What we have seen over the last three weeks are unique offerings of non-American films quietly making their way to theaters, meaning they are not being heavily advertised to the American moviegoing public (at least not at all on the level as something like "The Batman"), and managing to make a real impact at the box office. In particular, India's "RRR," the Japanese anime film "Jujutsu Kaisen 0," and "BTS Permission to Dance on Stage – Seoul: Live Viewing," have all snuck into theaters across the country and made an actual dent in ticket sales, serving as excellent bits of counter-programming for the big movies out on those weekends.

"RRR" managed to pull in just shy of $10 million this past weekend, good enough for the number three spot overall, with hardly any mainstream advertising, all while playing on just 1,200 screens (compared to the 4,200 occupied by "The Lost City" or the 3,900 that "The Batman" was playing on). Meanwhile, "Jujutsu Kaisen 0" downright shocked people the week prior, taking in $14.8 million and coming in just behind "The Batman." In some ways, the most impressive of the bunch was "BTS," with the one-night-only concert film taking in $6.8 million in North America alone.

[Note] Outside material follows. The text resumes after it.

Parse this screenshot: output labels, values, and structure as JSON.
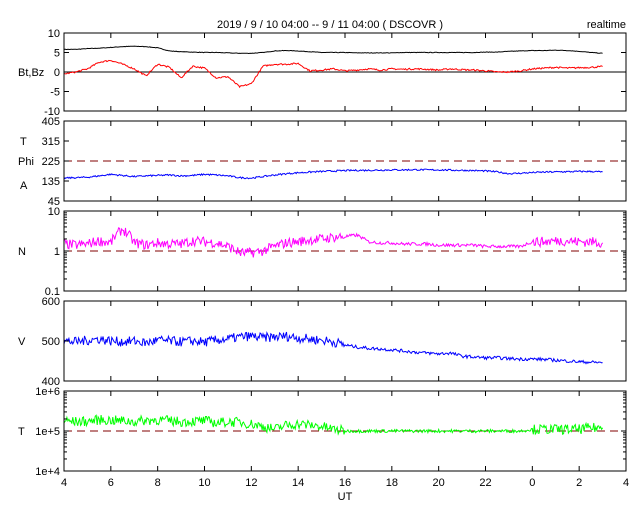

It's all very impressive and provides enough evidence to suggest that this is more than just a fluke. This is a trend that might be just what the doctor ordered for movie theaters right now.

More counter-programming is desperately needed

It was downright concerning that every studio in town got so scared of "The Batman" that they gave the movie almost an entire month mostly free and clear. Movie theaters simply cannot exist with superheroes and horror movies alone. Other movies must be released to help draw in different moviegoers on a weekly basis. Yes, Hollywood is far more concerned with bolstering streaming services right now but the box office is still a monumentally important pillar of the industry that cannot be abandoned. Counterprogramming is needed and needed badly.

Luckily, these non-American movies have shown up to save the day, taking in more than $44 million over the last few weeks — more than half of the total $82 million that was raked in overall at the box office this past weekend. That is a significant chunk of change that has helped drive traffic to theaters across the country. And the best part is, these movies are drawing huge crowds overseas and aren't necessarily depending on American audiences. This is the icing on the cake for these movies, so there is less pressure from a business standpoint for them to deliver massive numbers. Yet, the crowds they do bring help prop up the exhibition side of the industry while Hollywood studios play it perhaps a little too safe in the post-pandemic era. We're looking at you, 20th Century Studios.

The fact is, if anime and overseas blockbusters can continue to quietly make their way to theaters and draw crowds, it will be nothing but excellent news for theaters that are trying to stay afloat. And, optimistically, it will encourage studios to read the tea leaves and understand that audiences may be hungry enough for a wider variety of films and not the same studio superhero fare. More of this, please.